Monday, January 23, 2012

Tenet #7 - Every Student Represents a Success Story Waiting to be Told.

     Of the ten tenets that are foundational to my views as an educator, this one is the one I'm most passionate about. It has become my mantra over the last number of years and is the one belief I will really try to push on my colleagues (if they don't already believe this to be true). I also take great pride in my inability, after 29 years as an educator, to be able to accurately predict the future of any student. As a result I err on the side of "anything is possible" especially when students are engaged and passionate about their learning.

     When I present this viewpoint I have been asked if it's my intent to make educators feel like they will never be successful. That if I insist on 100% of students meeting success as the target, we'll never reach that lofty goal. My reply to these queries is three-fold. First, I am not so naive as to ignore that, sometimes, the other outside influences in a student's life so overwhelms them that they cannot complete their time with us. They may leave and pursue other options but I always want them to know school will always be an option if they are willing to return. Second, I take no pride in setting the bar too low and then reaching the goal. Should we aim for a 95% success rate? If we achieve that is it cause for celebration? What about the 5% we missed? If they remain faceless and nameless we may find a way to walk away from their lack of achievement. But what if I asked you to put names and faces to that 5%. Could you do that with a clear conscience? Could you identify kids who are not entitled to a viable future? Kids for whom prisons are constructed? Third, our definition of success may not be the same. While academics are very important, not all of our students will go on to a post secondary degree. All can be contributing members to the communities we live in. If we have taught them the value of relationships, the ability to seek out knowledge, and given them confidence in themselves, we will have sent forward an individual we can all take pride in.

     In a brilliant post ( Chris Wejr (@MrWejr) outlines the two options available to all of us as educators. We can take the easy option or we can push for the harder to achieve option. I see no value in limiting the potential of any students by denying them opportunity or shrinking their available skill set even further by denying them access to all of the richness that schools contain. Every one of our students has a gift and a talent. They may not even know its potential. They are all success stories waiting to be told. Our job is to help them unfold their story.
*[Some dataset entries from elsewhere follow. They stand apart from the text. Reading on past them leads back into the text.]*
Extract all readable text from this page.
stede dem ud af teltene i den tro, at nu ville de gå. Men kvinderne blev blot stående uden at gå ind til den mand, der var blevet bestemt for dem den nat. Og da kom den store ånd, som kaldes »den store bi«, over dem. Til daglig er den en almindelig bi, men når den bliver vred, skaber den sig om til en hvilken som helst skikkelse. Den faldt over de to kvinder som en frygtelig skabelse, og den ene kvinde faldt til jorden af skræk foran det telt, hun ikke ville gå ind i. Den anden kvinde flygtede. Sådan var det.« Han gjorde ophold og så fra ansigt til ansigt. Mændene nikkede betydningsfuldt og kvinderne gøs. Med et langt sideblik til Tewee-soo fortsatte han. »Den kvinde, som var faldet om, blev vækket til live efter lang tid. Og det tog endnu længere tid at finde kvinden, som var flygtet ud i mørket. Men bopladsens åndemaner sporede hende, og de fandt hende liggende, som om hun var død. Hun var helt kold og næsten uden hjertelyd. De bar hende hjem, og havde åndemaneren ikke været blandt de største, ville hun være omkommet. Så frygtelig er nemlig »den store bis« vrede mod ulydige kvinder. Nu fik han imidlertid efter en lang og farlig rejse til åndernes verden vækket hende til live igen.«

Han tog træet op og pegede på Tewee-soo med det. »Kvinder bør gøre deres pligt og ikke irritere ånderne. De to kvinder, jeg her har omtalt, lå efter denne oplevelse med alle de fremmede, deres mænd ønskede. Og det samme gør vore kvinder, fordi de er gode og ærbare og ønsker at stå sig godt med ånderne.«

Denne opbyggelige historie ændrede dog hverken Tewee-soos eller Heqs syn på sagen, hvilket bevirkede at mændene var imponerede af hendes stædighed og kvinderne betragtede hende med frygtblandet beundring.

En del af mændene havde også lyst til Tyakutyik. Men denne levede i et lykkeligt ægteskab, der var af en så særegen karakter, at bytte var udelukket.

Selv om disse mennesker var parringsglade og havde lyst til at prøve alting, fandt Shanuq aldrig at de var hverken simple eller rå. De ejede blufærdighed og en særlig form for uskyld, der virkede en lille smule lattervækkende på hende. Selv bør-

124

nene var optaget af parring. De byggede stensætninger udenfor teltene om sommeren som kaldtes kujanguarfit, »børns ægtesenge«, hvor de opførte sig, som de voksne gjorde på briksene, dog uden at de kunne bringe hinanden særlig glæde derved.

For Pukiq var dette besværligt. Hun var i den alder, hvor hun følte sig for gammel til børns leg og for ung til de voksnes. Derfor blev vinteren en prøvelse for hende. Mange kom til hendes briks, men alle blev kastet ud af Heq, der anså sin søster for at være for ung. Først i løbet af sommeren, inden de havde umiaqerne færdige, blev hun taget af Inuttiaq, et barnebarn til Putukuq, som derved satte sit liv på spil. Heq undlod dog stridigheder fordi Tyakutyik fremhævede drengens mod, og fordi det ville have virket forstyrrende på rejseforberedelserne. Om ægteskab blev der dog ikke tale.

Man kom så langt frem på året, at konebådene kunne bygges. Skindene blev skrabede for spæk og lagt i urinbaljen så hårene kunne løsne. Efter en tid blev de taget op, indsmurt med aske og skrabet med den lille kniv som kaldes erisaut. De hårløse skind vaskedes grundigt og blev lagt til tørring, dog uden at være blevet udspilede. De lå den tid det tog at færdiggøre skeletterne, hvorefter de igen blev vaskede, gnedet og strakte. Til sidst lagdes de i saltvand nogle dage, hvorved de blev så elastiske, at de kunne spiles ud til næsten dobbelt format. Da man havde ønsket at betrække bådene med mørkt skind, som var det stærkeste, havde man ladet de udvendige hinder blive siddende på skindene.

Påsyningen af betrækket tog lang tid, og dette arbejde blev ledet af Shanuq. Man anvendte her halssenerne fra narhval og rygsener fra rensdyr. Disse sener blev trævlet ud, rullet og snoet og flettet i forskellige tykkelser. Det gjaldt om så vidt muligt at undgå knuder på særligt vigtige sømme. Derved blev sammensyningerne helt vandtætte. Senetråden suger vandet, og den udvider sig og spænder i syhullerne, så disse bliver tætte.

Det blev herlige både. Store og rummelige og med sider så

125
She contemplated for a second, searching for the right words. Then they came to her, and a smile emerged as she realized their truth. 

“I’m a student. With or without your support, I am the future.”

* From the upcoming book “I Am the Future” by Tom and David Hierck (Spring release date)


  1. Hey Tom... well said. We too often narrowly define student success in schools. I wrote a post about a boy that I taught a few years ago. That experienced changed how I teach and how I view students. You can read it here:

    Honouring A Student’s Strength: Story of Daniel

    Would love to hear your thoughts.

    Look forward to the book!

  2. Thanks Chris, I found that post very moving. What I love the most about this profession is how we are regularly presented with opportunities to impact and be impacted by students. I am humbled when former students contact me to provide updates and ask me to still be a part of their lives. I can only imagine how you felt when your read the comments from Dom. You continue to honor him by remembering the impact he had on your practice and continuing to push to find the gifts each student possesses.

    As for the book, it was a real treat to have my son help with the text and another former student do the artwork. Honoring their talents was important for me.